You still need the human review, at least where it counts. And that’s the part you have to understand — and the part the referenced article doesn’t address at all.

If you’re a company doing a Billion dollars in business a year and signing over 10,000 contracts a year, you certainly don’t want to still be doing end-to-end manual reviews as that would be a minimum of 2 million minutes of review time, or the full time attention of almost 20 lawyers. Wasteful and completely unnecessary.

In fact, since you’re doing a Billion dollars or more (and likely 20 times that if your company is a Fortune 100),

  • you probably don’t want to manually review any contract under a threshold (say $100,000) unless it is flagged as a high risk,
  • you probably don’t want to spend more than an hour on a review of any contract under a larger threshold (say one million dollars) unless it is flagged as medium risk,
  • you don’t want lawyers to read the remaining contracts end-to-end reviewing every clause and comparing those clauses against every checklist when it’s only the risks and unique requirements of the contract that require human intelligence

because limiting low value contracts to review only in high risk, low-mid value contracts to review only in mid-risks, and leaving the costly (but valuable) review time to the high-value or potentially high risk contracts will not only cut costs by 60% or more, but increase the value of the manual exercise.

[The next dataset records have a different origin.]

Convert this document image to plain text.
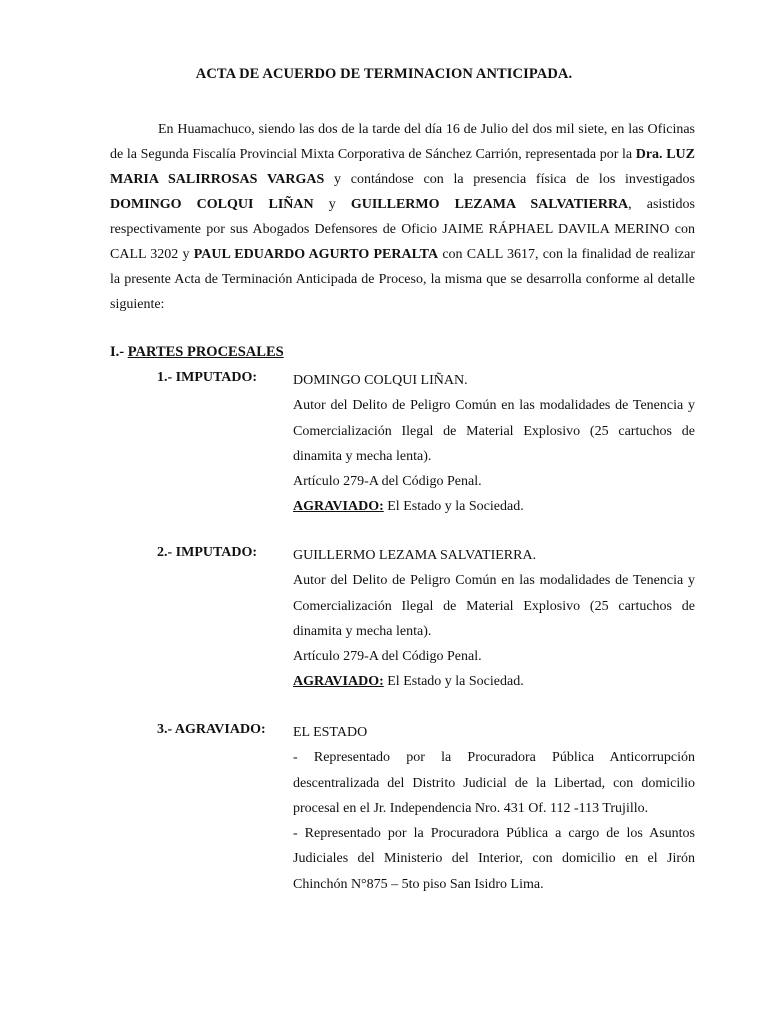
ACTA DE ACUERDO DE TERMINACION ANTICIPADA.
En Huamachuco, siendo las dos de la tarde del día 16 de Julio del dos mil siete, en las Oficinas de la Segunda Fiscalía Provincial Mixta Corporativa de Sánchez Carrión, representada por la Dra. LUZ MARIA SALIRROSAS VARGAS y contándose con la presencia física de los investigados DOMINGO COLQUI LIÑAN y GUILLERMO LEZAMA SALVATIERRA, asistidos respectivamente por sus Abogados Defensores de Oficio JAIME RÁPHAEL DAVILA MERINO con CALL 3202 y PAUL EDUARDO AGURTO PERALTA con CALL 3617, con la finalidad de realizar la presente Acta de Terminación Anticipada de Proceso, la misma que se desarrolla conforme al detalle siguiente:
I.- PARTES PROCESALES
1.- IMPUTADO:	DOMINGO COLQUI LIÑAN.
Autor del Delito de Peligro Común en las modalidades de Tenencia y Comercialización Ilegal de Material Explosivo (25 cartuchos de dinamita y mecha lenta).
Artículo 279-A del Código Penal.
AGRAVIADO: El Estado y la Sociedad.
2.- IMPUTADO:	GUILLERMO LEZAMA SALVATIERRA.
Autor del Delito de Peligro Común en las modalidades de Tenencia y Comercialización Ilegal de Material Explosivo (25 cartuchos de dinamita y mecha lenta).
Artículo 279-A del Código Penal.
AGRAVIADO: El Estado y la Sociedad.
3.- AGRAVIADO: EL ESTADO
- Representado por la Procuradora Pública Anticorrupción descentralizada del Distrito Judicial de la Libertad, con domicilio procesal en el Jr. Independencia Nro. 431 Of. 112 -113 Trujillo.
- Representado por la Procuradora Pública a cargo de los Asuntos Judiciales del Ministerio del Interior, con domicilio en el Jirón Chinchón N°875 – 5to piso San Isidro Lima.
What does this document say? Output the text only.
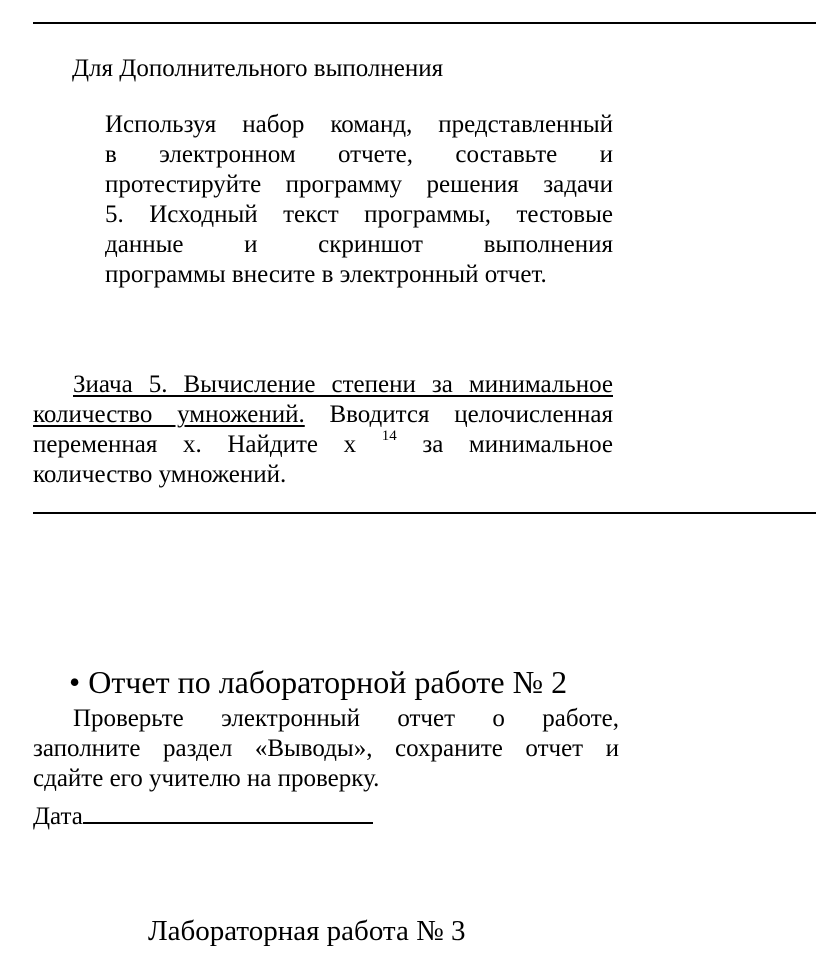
Для Дополнительного выполнения
Используя набор команд, представленный
в электронном отчете, составьте и
протестируйте программу решения задачи
5. Исходный текст программы, тестовые
данные и скриншот выполнения
программы внесите в электронный отчет.
Зиача 5. Вычисление степени за минимальное
количество умножений. Вводится целочисленная
переменная х. Найдите х $^{14}$ за минимальное
количество умножений.
• Отчет по лабораторной работе № 2
Проверьте электронный отчет о работе,
заполните раздел «Выводы», сохраните отчет и
сдайте его учителю на проверку.
Дата
Лабораторная работа № 3
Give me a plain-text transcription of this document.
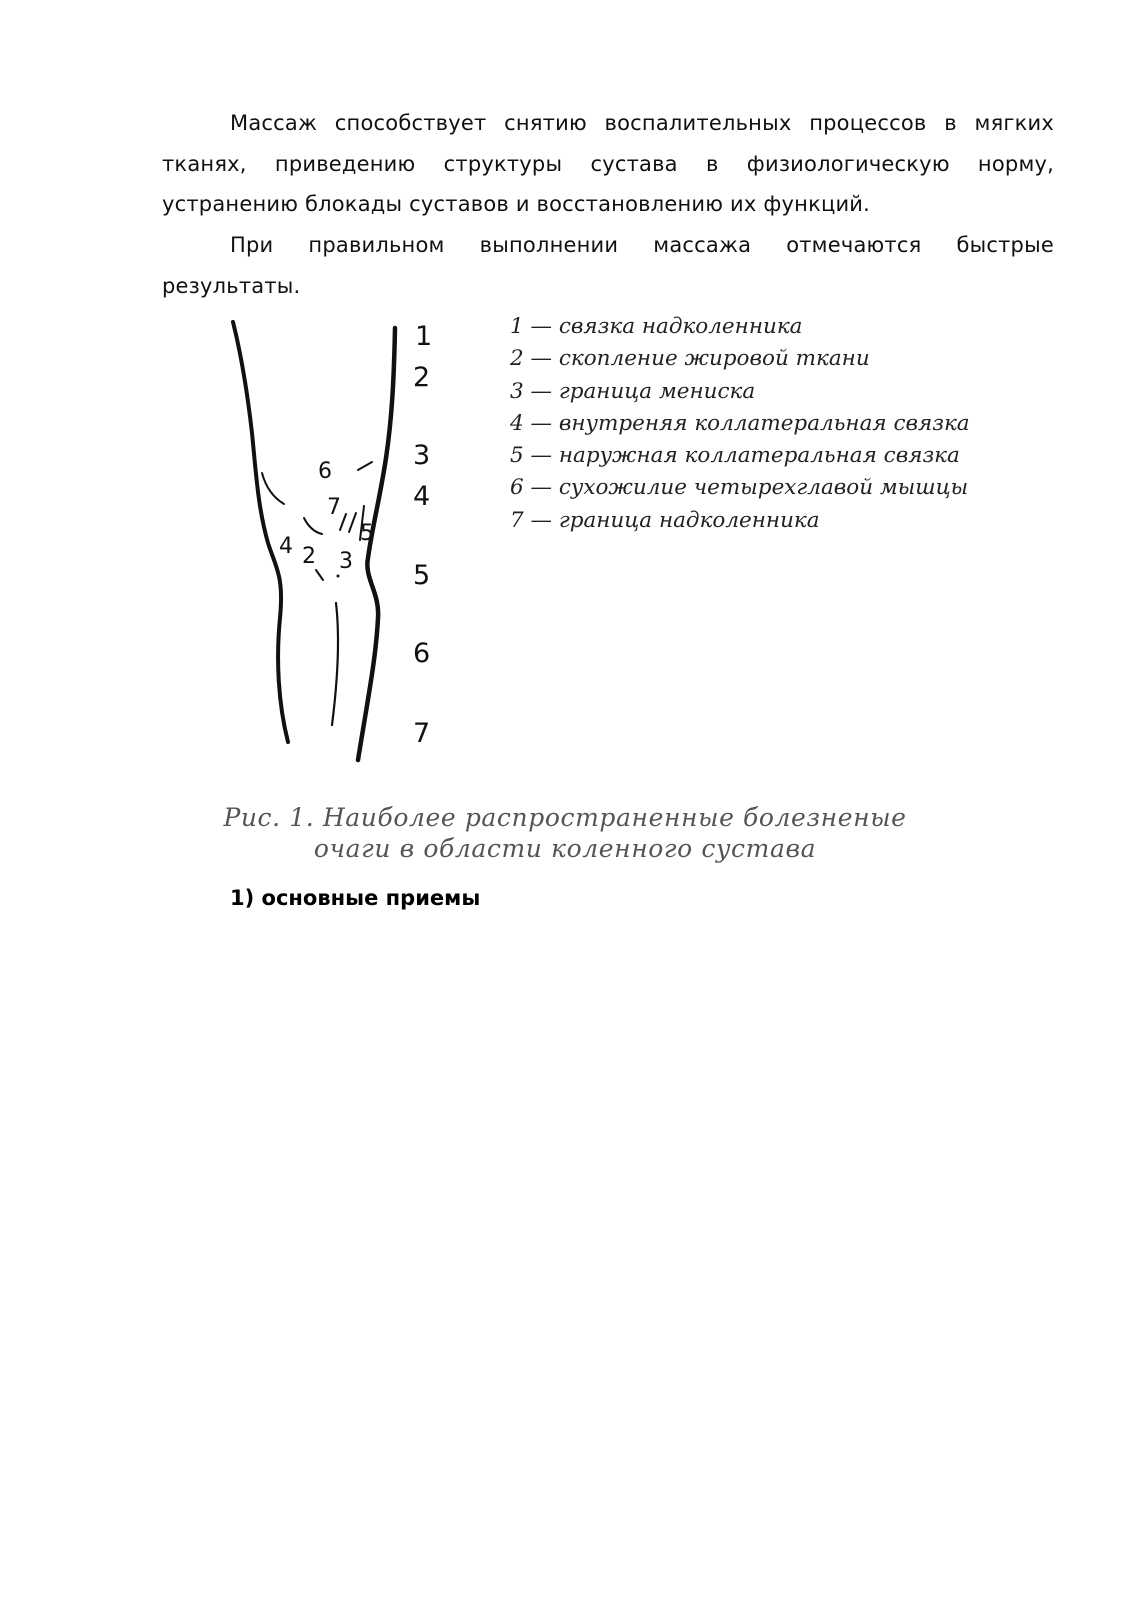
Массаж способствует снятию воспалительных процессов в мягких тканях, приведению структуры сустава в физиологическую норму, устранению блокады суставов и восстановлению их функций.

При правильном выполнении массажа отмечаются быстрые результаты.

6
7
5
4 2 3
1
2
3
4
5
6
7
1 — связка надколенника
2 — скопление жировой ткани
3 — граница мениска
4 — внутреняя коллатеральная связка
5 — наружная коллатеральная связка
6 — сухожилие четырехглавой мышцы
7 — граница надколенника

Рис. 1. Наиболее распространенные болезненые
очаги в области коленного сустава

1) основные приемы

Especially if those contracts are indexed by a natural language system that can allow the lawyer to ask key questions about the clauses that are in there, bring up the clauses she is interested in for a review, identify any processing flags, and apply her unique insights to the domain, jurisdiction, and business risks and ensure the contract accurately addresses all of these or focus her time on the right additions and modifications. For example, she might realize that the contract for on-site support in the nuclear power plant is extremely risky and the company’s across-the-board liability insurance requirement of 5 million is just not enough, realize that the AI safety requirements are not enforceable in the US and instead insist that the agreement be shifted to the Irish sub-entity and that jurisdiction apply, and so on. A check-the-box system won’t catch these things (as it can only look for risks it knows of and check boxes that have been identified), and neither will an open LLM (where you have no idea of the quality of the training, how much it is hallucinating, or, even worse, deliberately lying to you).

You still need a lawyer. Because, while it is an iPhone moment, it’s only an iPhone moment for lawyers who, if you aren’t using the tech, will be using the tech to help them focus on what’s important on the review stack and what isn’t. Because if the worst case is that you might lose an average of 10K to 50K here and there on every 100th contract in exchange for saving 10 Million on legal contract reviews and related matters (10 lawyers from outside council at an average of one million a year), that’s likely a worst case loss of a 2M loss in exchange for a 5X savings of 10M. And you know you won’t have many large losses because you’ll be able to focus legal review on the contracts that matter in dollar value or risk rating, not the contracts that don’t. And, all of a sudden, a close legal review of key contracts becomes a luxury you CAN afford!